The IND updated its official guidance on 8 July 2026. The core requirement is five consecutive years of lawful residence in the Netherlands on a valid permit, with absences not exceeding six consecutive months or ten months in total during that period.

Holders of a European Blue Card have an alternative route: at least two consecutive years in the Netherlands with a valid Blue Card, preceded by at least 12 consecutive months in another EU member state with a Blue Card, and a combined EU residence of at least five years — with absences from the EU capped at 12 consecutive months or 18 months in total.

The application fee for adults is €254. The IND has a statutory decision period of six months. The permit itself has no expiry date, but the physical document is valid for five years and must be renewed. Holders are free to work without a separate work permit (TWV); the document states 'Arbeid vrij toegestaan, TWV niet vereist'.

Applicants may submit up to three months before their current permit expires, or at any time if they have already exceeded five years of residence. Study periods count at 50% toward the five-year threshold; purely temporary purposes (seasonal labour, au pair, orientation year, exchange) do not count at all.

IND decision periods updated: 45-day fast-track for researcher and employer-change

The IND updated its decision-period guidance on 6 July 2026. The most significant change for skilled workers: from 22 May 2026, a 45-day statutory decision period applies to employer-change notifications and to applications switching to a scientific research permit, provided the applicant currently holds one of the qualifying permits (paid employment, highly skilled migrant, European Blue Card, work experience, research under Directive (EU) 2016/801, or non-privileged military/civilian staff).

The IND may extend the 45-day period by 15 days in special cases. Crucially, if the IND fails to decide within the 45-day window, the applicant is immediately permitted to work for the new employer for the remainder of their current permit's validity — without waiting for a formal decision.

For European Blue Card applications submitted by a recognised sponsor, the decision period is 30 days. For study, research, and work-experience applications submitted by a recognised sponsor with a complete file, the IND targets a two-week turnaround (statutory maximum remains 60 days). Standard highly skilled migrant and paid-employment applications retain a 90-day statutory period.

The permanent residence permit and long-term EU resident application carry a six-month statutory decision period.

Ten municipalities summoned for failing asylum housing quotas; 12,000-unit shortfall

On 6 July 2026, the Ministry of Asylum and Migration summoned ten municipalities — including Aalten, Beverwijk, Sluis, and Westland — for failing to meet their obligations under the 2024 asylum distribution law, which requires local authorities to provide housing for recognised refugees.

The collective shortfall across Dutch municipalities stands at approximately 12,000 housing units. If talks with local officials fail to produce results, the central government has the legal authority to bypass municipal approval and issue permits for reception facilities directly.

The action reflects ongoing pressure from asylum minister Bart van den Brink, who has separately been pushing councils to open more reception places to ease overcrowding.

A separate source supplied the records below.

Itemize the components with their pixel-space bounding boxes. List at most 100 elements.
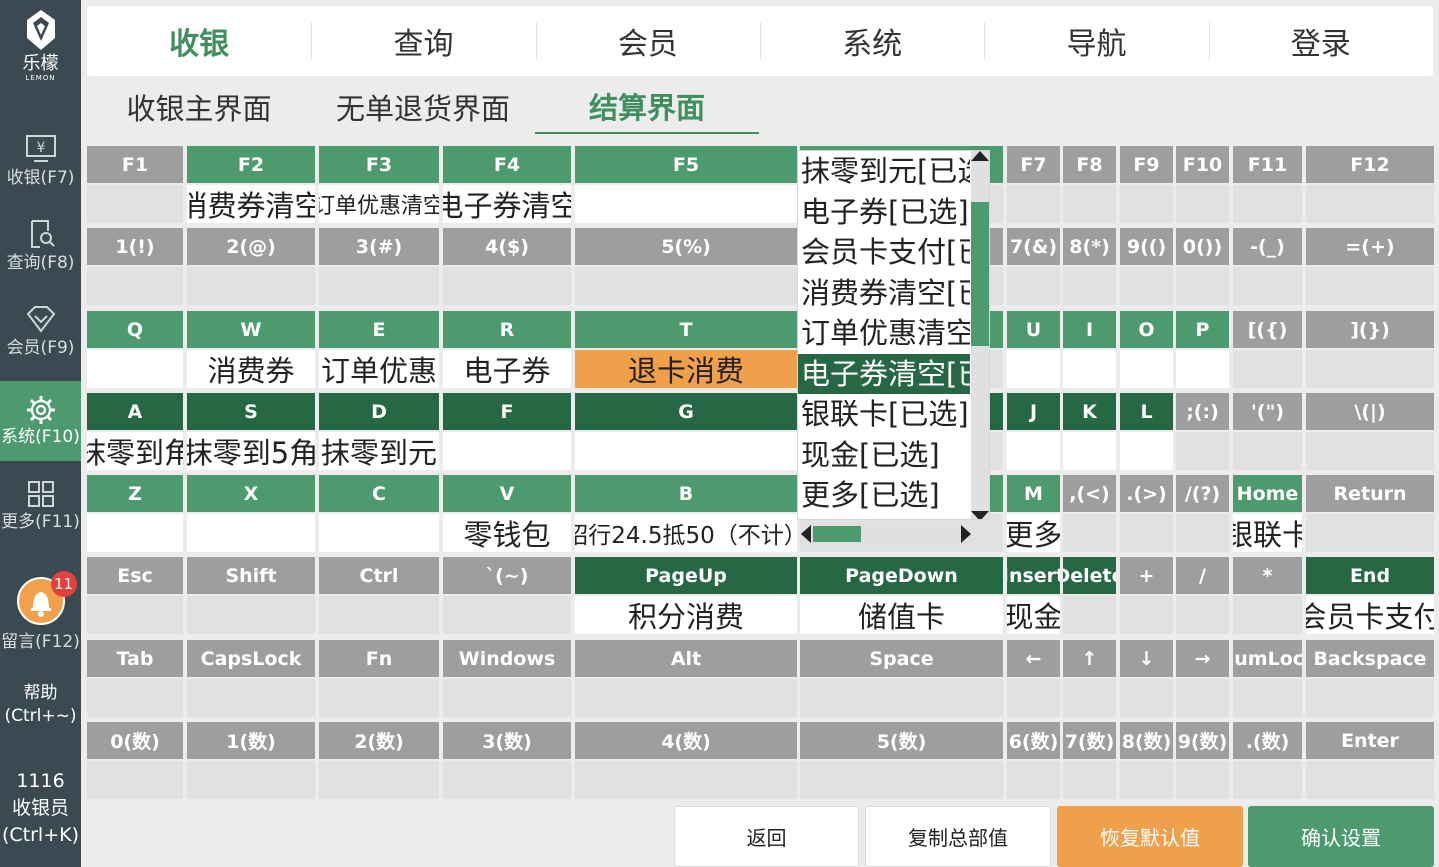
key-label[interactable]: F8 bbox=[1063, 146, 1116, 183]
sidebar-item-more[interactable]: 更多(F11) bbox=[0, 480, 81, 560]
tab-cashier[interactable]: 收银 bbox=[87, 6, 311, 76]
key-label[interactable]: F bbox=[443, 393, 571, 430]
key-value-slot[interactable] bbox=[187, 761, 315, 799]
key-label[interactable]: F5 bbox=[575, 146, 797, 183]
dropdown-option[interactable]: 消费券清空[已选] bbox=[798, 273, 970, 314]
key-label[interactable]: PageUp bbox=[575, 557, 797, 594]
subtab-cashier-main[interactable]: 收银主界面 bbox=[87, 80, 311, 134]
key-value-slot[interactable] bbox=[187, 596, 315, 634]
key-value-slot[interactable] bbox=[1063, 350, 1116, 388]
key-label[interactable]: 3(#) bbox=[319, 228, 439, 265]
key-label[interactable]: / bbox=[1176, 557, 1229, 594]
sidebar-item-cashier[interactable]: ¥ 收银(F7) bbox=[0, 134, 81, 214]
key-value-slot[interactable] bbox=[1306, 514, 1434, 552]
key-value-slot[interactable] bbox=[1063, 679, 1116, 717]
key-value-slot[interactable] bbox=[1007, 761, 1060, 799]
key-value-slot[interactable] bbox=[443, 596, 571, 634]
key-label[interactable]: 1(数) bbox=[187, 722, 315, 759]
key-label[interactable]: F1 bbox=[87, 146, 183, 183]
key-label[interactable]: + bbox=[1120, 557, 1173, 594]
key-label[interactable]: O bbox=[1120, 311, 1173, 348]
key-value-slot[interactable] bbox=[443, 432, 571, 470]
key-value-slot[interactable] bbox=[1176, 185, 1229, 223]
key-value-slot[interactable] bbox=[1233, 596, 1302, 634]
key-label[interactable]: J bbox=[1007, 393, 1060, 430]
key-value-slot[interactable] bbox=[319, 514, 439, 552]
key-label[interactable]: Backspace bbox=[1306, 640, 1434, 677]
key-value-slot[interactable] bbox=[1120, 596, 1173, 634]
sidebar-item-system[interactable]: 系统(F10) bbox=[0, 381, 81, 461]
key-value-slot[interactable] bbox=[1063, 432, 1116, 470]
dropdown-option[interactable]: 会员卡支付[已选] bbox=[798, 232, 970, 273]
key-label[interactable]: Z bbox=[87, 475, 183, 512]
key-label[interactable]: Fn bbox=[319, 640, 439, 677]
confirm-settings-button[interactable]: 确认设置 bbox=[1248, 806, 1434, 867]
key-value-slot[interactable]: 零钱包 bbox=[443, 514, 571, 552]
key-label[interactable]: U bbox=[1007, 311, 1060, 348]
key-value-slot[interactable]: 抹零到角 bbox=[87, 432, 183, 470]
key-label[interactable]: ;(:) bbox=[1176, 393, 1229, 430]
key-label[interactable]: P bbox=[1176, 311, 1229, 348]
key-value-slot[interactable] bbox=[1007, 350, 1060, 388]
key-label[interactable]: 9(() bbox=[1120, 228, 1173, 265]
key-label[interactable]: End bbox=[1306, 557, 1434, 594]
tab-system[interactable]: 系统 bbox=[759, 6, 984, 76]
key-value-slot[interactable]: 电子券 bbox=[443, 350, 571, 388]
key-value-slot[interactable] bbox=[1063, 596, 1116, 634]
key-label[interactable]: B bbox=[575, 475, 797, 512]
key-value-slot[interactable] bbox=[1063, 761, 1116, 799]
key-label[interactable]: [({) bbox=[1233, 311, 1302, 348]
key-value-slot[interactable] bbox=[575, 761, 797, 799]
key-value-slot[interactable] bbox=[1007, 432, 1060, 470]
key-value-slot[interactable]: 银联卡 bbox=[1233, 514, 1302, 552]
key-value-slot[interactable] bbox=[1063, 185, 1116, 223]
key-label[interactable]: F7 bbox=[1007, 146, 1060, 183]
key-value-slot[interactable]: 订单优惠 bbox=[319, 350, 439, 388]
key-label[interactable]: F4 bbox=[443, 146, 571, 183]
key-label[interactable]: F9 bbox=[1120, 146, 1173, 183]
key-label[interactable]: .(>) bbox=[1120, 475, 1173, 512]
back-button[interactable]: 返回 bbox=[674, 806, 859, 867]
key-label[interactable]: PageDown bbox=[800, 557, 1003, 594]
tab-login[interactable]: 登录 bbox=[1208, 6, 1433, 76]
key-value-slot[interactable] bbox=[1007, 185, 1060, 223]
key-label[interactable]: -(_) bbox=[1233, 228, 1302, 265]
key-value-slot[interactable]: 更多 bbox=[1007, 514, 1060, 552]
key-value-slot[interactable] bbox=[443, 267, 571, 305]
key-label[interactable]: Shift bbox=[187, 557, 315, 594]
key-label[interactable]: 4(数) bbox=[575, 722, 797, 759]
key-value-slot[interactable]: 订单优惠清空 bbox=[319, 185, 439, 223]
key-value-slot[interactable]: 消费券清空 bbox=[187, 185, 315, 223]
key-label[interactable]: CapsLock bbox=[187, 640, 315, 677]
key-label[interactable]: 0()) bbox=[1176, 228, 1229, 265]
key-value-slot[interactable] bbox=[87, 596, 183, 634]
dropdown-option[interactable]: 电子券清空[已选] bbox=[798, 353, 970, 394]
user-info[interactable]: 1116 收银员 (Ctrl+K) bbox=[0, 768, 81, 849]
key-value-slot[interactable] bbox=[1120, 761, 1173, 799]
key-label[interactable]: A bbox=[87, 393, 183, 430]
key-label[interactable]: 1(!) bbox=[87, 228, 183, 265]
key-label[interactable]: Home bbox=[1233, 475, 1302, 512]
scroll-left-arrow-icon[interactable] bbox=[801, 525, 811, 543]
dropdown-horizontal-scrollbar[interactable] bbox=[801, 523, 971, 545]
key-label[interactable]: F3 bbox=[319, 146, 439, 183]
key-value-slot[interactable] bbox=[443, 679, 571, 717]
dropdown-option[interactable]: 更多[已选] bbox=[798, 475, 970, 516]
key-label[interactable]: Tab bbox=[87, 640, 183, 677]
key-value-slot[interactable] bbox=[1120, 267, 1173, 305]
key-value-slot[interactable] bbox=[1233, 185, 1302, 223]
key-label[interactable]: F11 bbox=[1233, 146, 1302, 183]
tab-navigation[interactable]: 导航 bbox=[984, 6, 1208, 76]
key-label[interactable]: 8(*) bbox=[1063, 228, 1116, 265]
key-value-slot[interactable] bbox=[1176, 267, 1229, 305]
dropdown-option[interactable]: 订单优惠清空[已选] bbox=[798, 313, 970, 354]
key-label[interactable]: 6(数) bbox=[1007, 722, 1060, 759]
subtab-settlement[interactable]: 结算界面 bbox=[535, 80, 759, 134]
key-value-slot[interactable] bbox=[319, 679, 439, 717]
key-label[interactable]: * bbox=[1233, 557, 1302, 594]
key-label[interactable]: 7(&) bbox=[1007, 228, 1060, 265]
key-value-slot[interactable]: 抹零到元 bbox=[319, 432, 439, 470]
key-label[interactable]: Windows bbox=[443, 640, 571, 677]
key-value-slot[interactable] bbox=[800, 761, 1003, 799]
key-value-slot[interactable] bbox=[1233, 761, 1302, 799]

IND updates guidance on challenging decision delays: notice of default and court penalties

Updated on 6 July 2026, the IND's official guidance sets out the exact procedure for applicants whose decision period has expired without a result. The first step is filing an 'ingebrekestelling' (notice of default), which gives the IND two weeks to issue a decision. The form must be sent either by post to the IND's address in Ter Apel or via the IND's secure email portal — submissions by ordinary email are explicitly invalid and will not be assessed.

If the IND still fails to decide within those two weeks, the applicant may appeal to a court. The court will set a new binding deadline. If the IND misses the court-ordered deadline, it becomes liable for a periodic penalty payment (dwangsom) paid directly to the applicant.

Applicants may authorise a lawyer or other representative to file the notice on their behalf, using the IND's authorisation declaration form (7645).